Detectives never had a problem with another cop reaching out. Still, by nature, they liked to know the play. Byrne told him.
“I believe this is Ukrainian,” Nate said.
“Can you read it?”
“Mostly. My family is from Belarus. The Cyrillic alphabet is shared by many languages—Russian, Ukrainian, Bulgarian. They are similar, but some symbols are not used by the others.”
“Any idea what this says?”
“Well, two of the words—the two written above the hood of the car in the photograph—are illegible,” Nate said. “Below them she has written the word ‘love’ twice. At the bottom, the most legible words on the page, she has written a phrase.”
“What’s that?”
“ ‘I am sorry.’ ”
“I am sorry?”
“Yes.”
Sorry,
Byrne wondered.
Sorry for what?
“The rest are individual letters.”
“They don’t spell anything out?” Byrne asked.
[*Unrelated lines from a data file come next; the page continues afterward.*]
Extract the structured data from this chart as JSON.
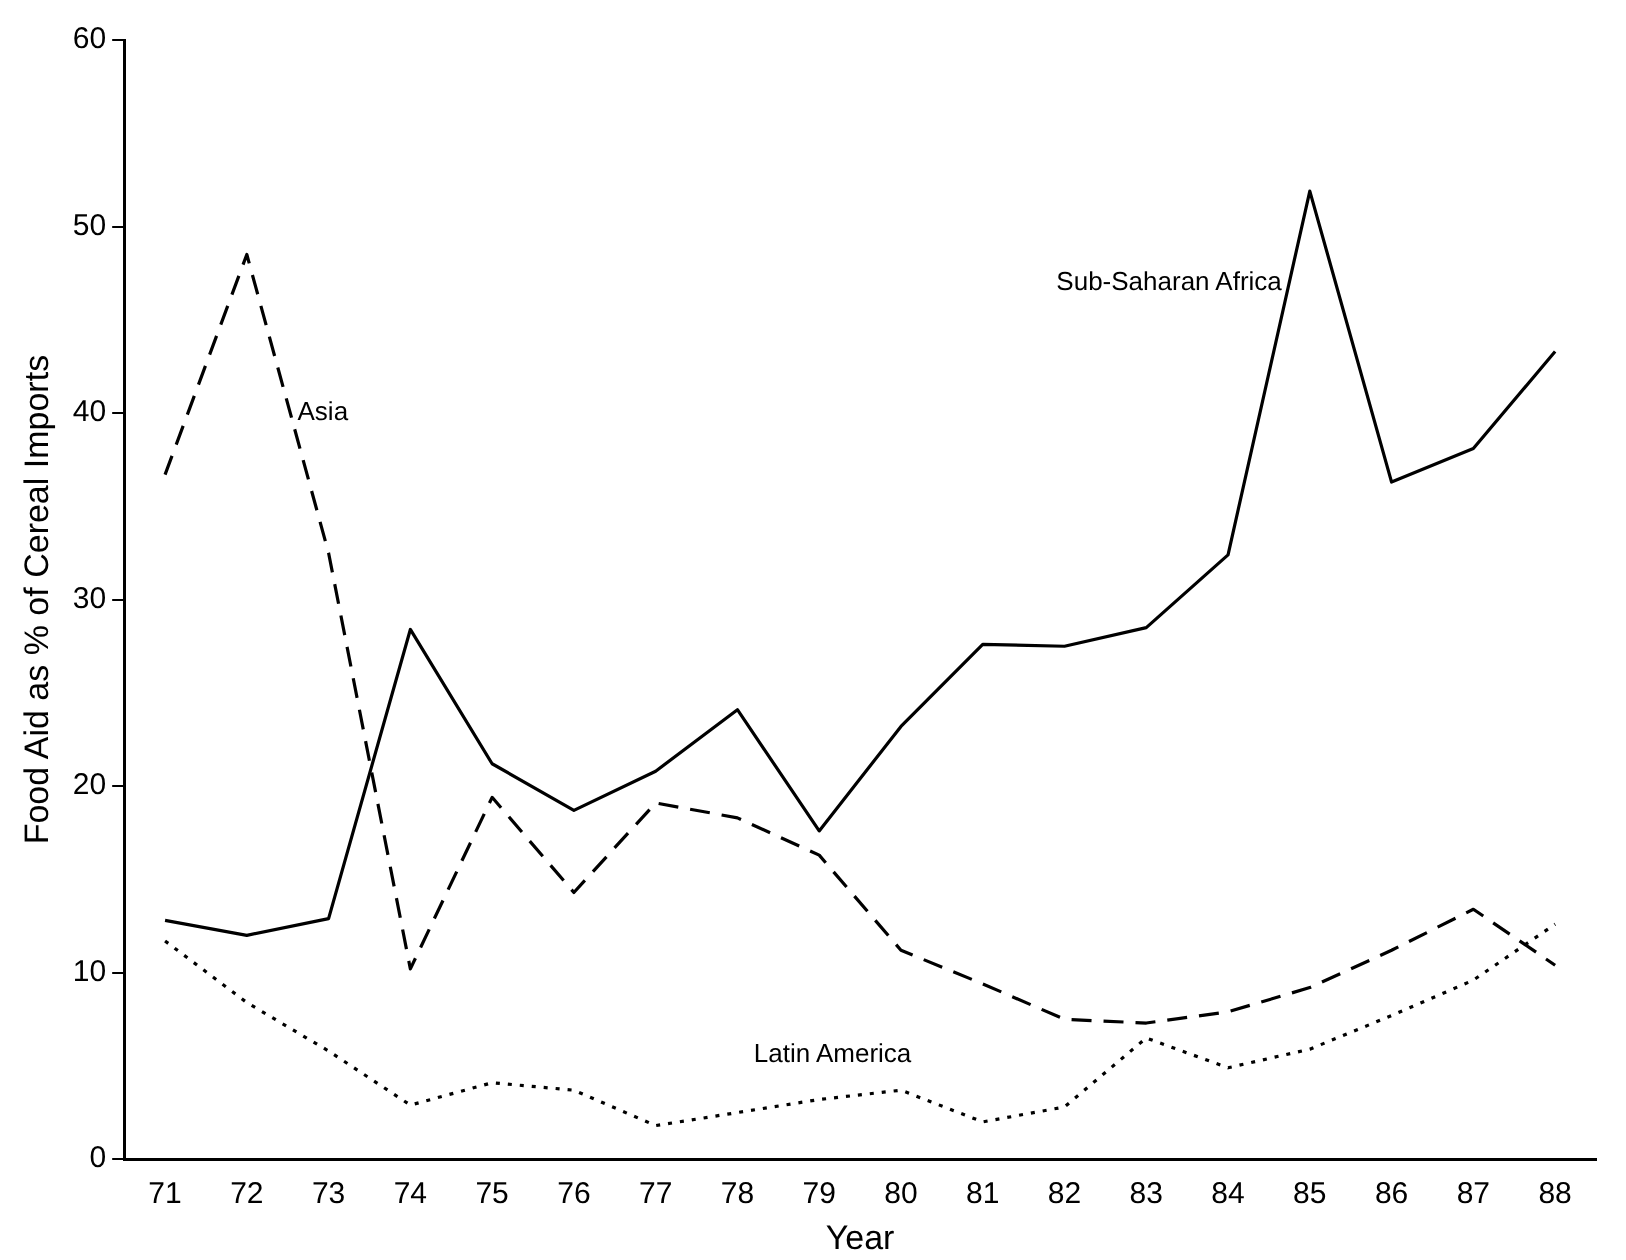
{
  "chart_data": {
    "type": "line",
    "xlabel": "Year",
    "ylabel": "Food Aid as % of Cereal Imports",
    "categories": [
      "71",
      "72",
      "73",
      "74",
      "75",
      "76",
      "77",
      "78",
      "79",
      "80",
      "81",
      "82",
      "83",
      "84",
      "85",
      "86",
      "87",
      "88"
    ],
    "ylim": [
      0,
      60
    ],
    "yticks": [
      0,
      10,
      20,
      30,
      40,
      50,
      60
    ],
    "grid": false,
    "legend": false,
    "marker": "none",
    "series": [
      {
        "name": "Sub-Saharan Africa",
        "color": "#000000",
        "line_style": "solid",
        "values": [
          12.8,
          12,
          12.9,
          28.4,
          21.2,
          18.7,
          20.8,
          24.1,
          17.6,
          23.2,
          27.6,
          27.5,
          28.5,
          32.4,
          51.9,
          36.3,
          38.1,
          43.3
        ]
      },
      {
        "name": "Asia",
        "color": "#000000",
        "line_style": "dashed",
        "values": [
          36.7,
          48.5,
          32.5,
          10.2,
          19.4,
          14.3,
          19.1,
          18.3,
          16.3,
          11.2,
          9.4,
          7.5,
          7.3,
          7.9,
          9.2,
          11.2,
          13.4,
          10.4
        ]
      },
      {
        "name": "Latin America",
        "color": "#000000",
        "line_style": "dotted",
        "values": [
          11.7,
          8.4,
          5.8,
          2.9,
          4.1,
          3.7,
          1.8,
          2.5,
          3.2,
          3.7,
          2.0,
          2.8,
          6.5,
          4.9,
          5.9,
          7.7,
          9.6,
          12.6
        ]
      }
    ]
  }
}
“Not that I can see,” Nate said. “I will write them out in order, top to bottom, and fax them back to you. Maybe they add up to something.”
“Thanks, Nate.”
“Any time.”
Byrne scanned the page again.
Love.
I’m sorry.
In addition to the words and letters and drawings there was one recurring image, a succession of numbers that were drawn in an everdecreasing spiral. It looked to be a series of ten numbers. The drawing was on the page three times. Byrne took the page over to the copy machine. He positioned it on the glass, adjusted the settings to increase the size to three times that of the original. When the page emerged he saw that he had been right. The first three numbers were 215. It was a local phone number. He picked up a phone, dialed the number. When someone answered, Byrne apologized for dialing wrong. He hung up, his pulse quickening. They had a direction.
“Jess,” he said. He grabbed his coat.
“What’s up?”
“Let’s take a ride.”
“Where to?”
Byrne was nearly out the door. “A club called Stiletto.”
“Want me to get an address?” Jessica asked, grabbing a two-way radio, hurrying to keep up.
“No. I know where it is.”
“O
kay
. Why are we going there?”
They reached the elevators. Byrne punched the button, paced. “It’s owned by a guy named Callum Blackburn.”
“Never heard of him.”
“Kristina Jakos doodled his phone number in that magazine three times.”
“And you know this guy?”
“Yeah.”
“How so?” Jessica asked.
Byrne stepped into the elevator car, held the door. “I helped put him in prison nearly twenty years ago.”